There are two documents, one which deals with your Health and Welfare (LPAHW) and one your Property and Affairs (LPAPA) and they replaced the previous Enduring Power of Attorney in 2007.
What do they do?
The main function of these documents is to appoint your Attorneys, who are the people you trust the most to look after you. Your Attorneys are normally close relatives or friends. They legally have to act in your best interests at all times and not in their own. They will only make these sorts of decisions if you become unable to make them yourself.
How many Attorneys can I have?
There are no limits to the amount of Attorneys you can have and you can have them work together or separately. For example you may choose to appoint your spouse and adult children. Realistically though it begins to get a bit complicated if you have more than four. You can also appoint some spare or replacement Attorneys. They would act if the main Attorneys become unable or are unwilling to act.
You are also able to place restrictions or give guidance within the documents. For example, you may only want an Attorney to act in certain areas of your finances but not in others. You may wish to restrict any decision to give or refuse life sustaining treatment.
Do I need to register Lasting Powers of Attorney?
Yes, once prepared you can choose to register your LPA with the Office of the Public Guardian (OPG) immediately. Or if you ever lost capacity your Attorneys would then be able to register them and would be able to look after your finances and welfare according to your instructions contained within the documents. Registration can take six weeks or more. Once registered your Attorneys are able to make the important decisions knowing you and how you would like to be cared for and financially supported.
What if I don’t have LPAs and I lose capacity?
Unfortunately, should you lose capacity and not have these documents prepared then the process is more complicated and vastly more expensive.
First of all, any personal accounts you hold even in joint names are frozen. Decisions about your care and welfare will fall into the hands of Social Services. Your loved ones would then need to apply to get limited powers to The Court of Protection. Going through the courts for any reason is a long drawn out and expensive process. Applying to the Court of Protection is no different; normally costing many thousands.
If and when the court grants the authority, your loved ones could become Deputies. This would grant them limited powers to manage your affairs under supervision from the court. This court is notoriously secretive and presides over more than 20,000 cases a year. So it can be extremely slow.
The only way to ensure that the people who care for you most are able to act in your best interests unhindered is to draw up your Lasting Powers of Attorney documents whilst you still retain capacity. The government has been urging you to get them drafted while you have capacity.
Where do I start?
The process of getting a Lasting Power of Attorney drawn up can be a little daunting for many people. That’s why it’s worth considering engaging the services of a professional. An LPA is a legal document and therefore it is vital there are no errors. If there are mistakes the document can be rejected by the OPG. If you no longer have capacity at this stage then the document cannot be used and you won’t be able to make a new one.

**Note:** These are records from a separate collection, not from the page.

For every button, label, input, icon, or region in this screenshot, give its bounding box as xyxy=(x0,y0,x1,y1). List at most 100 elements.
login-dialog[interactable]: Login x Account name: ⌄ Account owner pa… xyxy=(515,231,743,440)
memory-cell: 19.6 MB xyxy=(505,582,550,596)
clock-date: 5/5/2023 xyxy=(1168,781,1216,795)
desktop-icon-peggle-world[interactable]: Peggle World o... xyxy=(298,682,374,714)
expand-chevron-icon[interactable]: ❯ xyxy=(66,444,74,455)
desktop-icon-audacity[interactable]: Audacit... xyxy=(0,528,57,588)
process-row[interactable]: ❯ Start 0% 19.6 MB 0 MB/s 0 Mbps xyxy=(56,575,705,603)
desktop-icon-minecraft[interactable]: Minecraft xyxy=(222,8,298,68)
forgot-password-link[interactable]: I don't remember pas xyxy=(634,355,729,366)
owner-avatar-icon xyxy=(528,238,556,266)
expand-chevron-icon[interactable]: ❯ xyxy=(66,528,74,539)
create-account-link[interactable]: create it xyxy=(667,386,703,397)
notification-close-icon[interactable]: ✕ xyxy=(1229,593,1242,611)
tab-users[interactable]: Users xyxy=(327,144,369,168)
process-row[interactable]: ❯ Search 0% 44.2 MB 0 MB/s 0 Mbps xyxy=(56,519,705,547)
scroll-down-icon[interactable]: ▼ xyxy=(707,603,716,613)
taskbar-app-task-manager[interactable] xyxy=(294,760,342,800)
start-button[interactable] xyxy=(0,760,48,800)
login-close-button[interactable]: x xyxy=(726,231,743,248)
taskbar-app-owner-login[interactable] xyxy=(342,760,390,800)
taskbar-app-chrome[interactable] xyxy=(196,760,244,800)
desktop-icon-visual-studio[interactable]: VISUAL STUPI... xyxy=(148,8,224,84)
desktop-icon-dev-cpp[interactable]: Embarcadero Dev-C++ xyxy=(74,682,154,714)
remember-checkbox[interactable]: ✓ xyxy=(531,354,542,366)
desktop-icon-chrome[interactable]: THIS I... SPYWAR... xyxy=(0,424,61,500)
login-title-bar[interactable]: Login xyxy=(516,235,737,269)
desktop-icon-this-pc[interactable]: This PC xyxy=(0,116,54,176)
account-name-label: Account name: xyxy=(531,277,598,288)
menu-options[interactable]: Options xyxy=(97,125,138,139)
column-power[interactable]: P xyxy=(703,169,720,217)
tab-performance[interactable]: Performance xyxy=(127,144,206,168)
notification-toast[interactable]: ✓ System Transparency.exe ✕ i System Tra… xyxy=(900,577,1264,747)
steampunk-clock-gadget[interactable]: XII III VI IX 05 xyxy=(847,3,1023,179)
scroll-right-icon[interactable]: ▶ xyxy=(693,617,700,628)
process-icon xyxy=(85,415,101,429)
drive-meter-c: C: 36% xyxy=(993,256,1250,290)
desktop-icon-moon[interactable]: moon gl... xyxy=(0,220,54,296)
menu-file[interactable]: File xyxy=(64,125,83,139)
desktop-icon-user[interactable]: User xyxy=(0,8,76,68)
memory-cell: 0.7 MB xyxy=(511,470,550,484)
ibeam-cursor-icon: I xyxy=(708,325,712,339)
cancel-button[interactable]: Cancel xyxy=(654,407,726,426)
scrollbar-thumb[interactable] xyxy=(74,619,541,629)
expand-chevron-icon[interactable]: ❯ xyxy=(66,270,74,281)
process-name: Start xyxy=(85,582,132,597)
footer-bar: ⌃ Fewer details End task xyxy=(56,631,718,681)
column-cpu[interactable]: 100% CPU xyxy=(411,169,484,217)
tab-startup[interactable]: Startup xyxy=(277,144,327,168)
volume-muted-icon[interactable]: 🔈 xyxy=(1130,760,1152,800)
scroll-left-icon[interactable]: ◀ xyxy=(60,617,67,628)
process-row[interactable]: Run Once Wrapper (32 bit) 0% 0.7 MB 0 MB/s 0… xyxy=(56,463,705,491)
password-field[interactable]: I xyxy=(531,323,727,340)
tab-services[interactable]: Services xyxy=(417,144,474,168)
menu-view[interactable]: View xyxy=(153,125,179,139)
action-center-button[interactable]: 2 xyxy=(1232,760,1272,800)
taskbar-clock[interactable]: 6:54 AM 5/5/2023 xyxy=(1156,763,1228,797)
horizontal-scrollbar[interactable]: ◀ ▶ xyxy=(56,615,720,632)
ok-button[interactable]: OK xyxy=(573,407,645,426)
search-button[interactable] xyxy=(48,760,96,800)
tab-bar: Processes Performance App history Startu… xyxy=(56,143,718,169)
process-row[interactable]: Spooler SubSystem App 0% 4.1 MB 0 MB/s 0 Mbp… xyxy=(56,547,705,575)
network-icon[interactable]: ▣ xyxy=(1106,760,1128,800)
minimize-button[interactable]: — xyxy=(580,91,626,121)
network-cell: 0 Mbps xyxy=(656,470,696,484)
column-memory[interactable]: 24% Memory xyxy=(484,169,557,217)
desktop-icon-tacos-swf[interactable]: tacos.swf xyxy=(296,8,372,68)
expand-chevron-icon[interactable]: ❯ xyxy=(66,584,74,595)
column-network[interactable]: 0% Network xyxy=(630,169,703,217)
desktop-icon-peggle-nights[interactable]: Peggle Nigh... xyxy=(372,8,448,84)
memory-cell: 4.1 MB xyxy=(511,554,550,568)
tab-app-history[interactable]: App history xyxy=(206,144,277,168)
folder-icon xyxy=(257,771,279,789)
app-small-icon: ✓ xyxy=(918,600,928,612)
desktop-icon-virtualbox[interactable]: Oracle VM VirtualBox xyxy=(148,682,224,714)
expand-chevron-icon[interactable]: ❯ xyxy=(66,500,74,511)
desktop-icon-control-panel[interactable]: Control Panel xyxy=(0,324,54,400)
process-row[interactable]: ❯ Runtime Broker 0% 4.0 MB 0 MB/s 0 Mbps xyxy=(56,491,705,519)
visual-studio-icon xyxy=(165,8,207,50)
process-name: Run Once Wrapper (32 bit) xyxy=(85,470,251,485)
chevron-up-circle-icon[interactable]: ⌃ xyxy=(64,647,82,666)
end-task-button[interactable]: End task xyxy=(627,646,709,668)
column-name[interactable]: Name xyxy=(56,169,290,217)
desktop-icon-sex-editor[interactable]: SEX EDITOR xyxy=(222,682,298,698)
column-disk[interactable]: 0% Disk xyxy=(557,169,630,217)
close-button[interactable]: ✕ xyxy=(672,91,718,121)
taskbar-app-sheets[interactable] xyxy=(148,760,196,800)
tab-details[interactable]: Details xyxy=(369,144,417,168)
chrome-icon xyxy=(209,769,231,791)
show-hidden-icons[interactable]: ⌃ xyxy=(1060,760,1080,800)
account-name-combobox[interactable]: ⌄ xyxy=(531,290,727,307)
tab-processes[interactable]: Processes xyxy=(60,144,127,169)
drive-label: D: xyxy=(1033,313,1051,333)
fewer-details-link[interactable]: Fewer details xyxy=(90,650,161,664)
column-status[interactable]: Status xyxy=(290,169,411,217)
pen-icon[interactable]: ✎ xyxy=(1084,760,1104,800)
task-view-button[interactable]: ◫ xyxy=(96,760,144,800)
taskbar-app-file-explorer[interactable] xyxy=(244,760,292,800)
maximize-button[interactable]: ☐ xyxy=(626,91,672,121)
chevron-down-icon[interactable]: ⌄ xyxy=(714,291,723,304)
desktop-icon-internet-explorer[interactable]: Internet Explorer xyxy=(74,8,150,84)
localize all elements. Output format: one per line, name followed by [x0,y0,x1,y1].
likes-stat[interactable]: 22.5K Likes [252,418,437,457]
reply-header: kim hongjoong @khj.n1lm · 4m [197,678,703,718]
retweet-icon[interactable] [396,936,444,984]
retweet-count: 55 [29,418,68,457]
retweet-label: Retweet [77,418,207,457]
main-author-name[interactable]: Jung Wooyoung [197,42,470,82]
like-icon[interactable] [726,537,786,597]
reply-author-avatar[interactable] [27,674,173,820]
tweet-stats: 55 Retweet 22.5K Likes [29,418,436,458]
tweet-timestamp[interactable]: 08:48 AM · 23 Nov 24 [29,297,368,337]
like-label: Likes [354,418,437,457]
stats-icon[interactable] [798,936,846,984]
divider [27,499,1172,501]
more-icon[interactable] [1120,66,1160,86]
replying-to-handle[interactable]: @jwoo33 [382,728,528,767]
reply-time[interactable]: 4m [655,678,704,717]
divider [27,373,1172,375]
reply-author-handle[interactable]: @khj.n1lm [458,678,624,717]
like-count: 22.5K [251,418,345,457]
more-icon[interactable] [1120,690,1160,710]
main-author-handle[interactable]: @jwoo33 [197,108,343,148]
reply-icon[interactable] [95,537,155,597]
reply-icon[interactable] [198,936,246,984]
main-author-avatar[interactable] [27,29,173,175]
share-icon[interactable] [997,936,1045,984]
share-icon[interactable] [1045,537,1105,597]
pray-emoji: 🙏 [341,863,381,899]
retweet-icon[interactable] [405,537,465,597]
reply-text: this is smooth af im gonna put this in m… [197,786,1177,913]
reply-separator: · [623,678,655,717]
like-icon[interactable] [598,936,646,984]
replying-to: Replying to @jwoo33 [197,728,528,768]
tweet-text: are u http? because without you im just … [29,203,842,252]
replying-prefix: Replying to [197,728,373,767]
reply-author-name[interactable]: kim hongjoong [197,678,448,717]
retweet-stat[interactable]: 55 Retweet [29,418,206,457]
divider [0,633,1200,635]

The Office of the Public Guardian charge a registration fee of £82 but some exemptions do apply. To draw up a single LPA document I charge £350 and normally take instructions at the same time as your Will. You will need to know who you would like as your Attorney or Attorneys and have a good friend who knows you well who is happy to sign to say that you have capacity; this role is called the Certificate Provider.
One thing is certain when you draw up your Lasting Power of Attorney documents you will have the piece of mind of knowing that should fate deliver an unexpected blow your friends and family will be able to look after your best interests until you recover.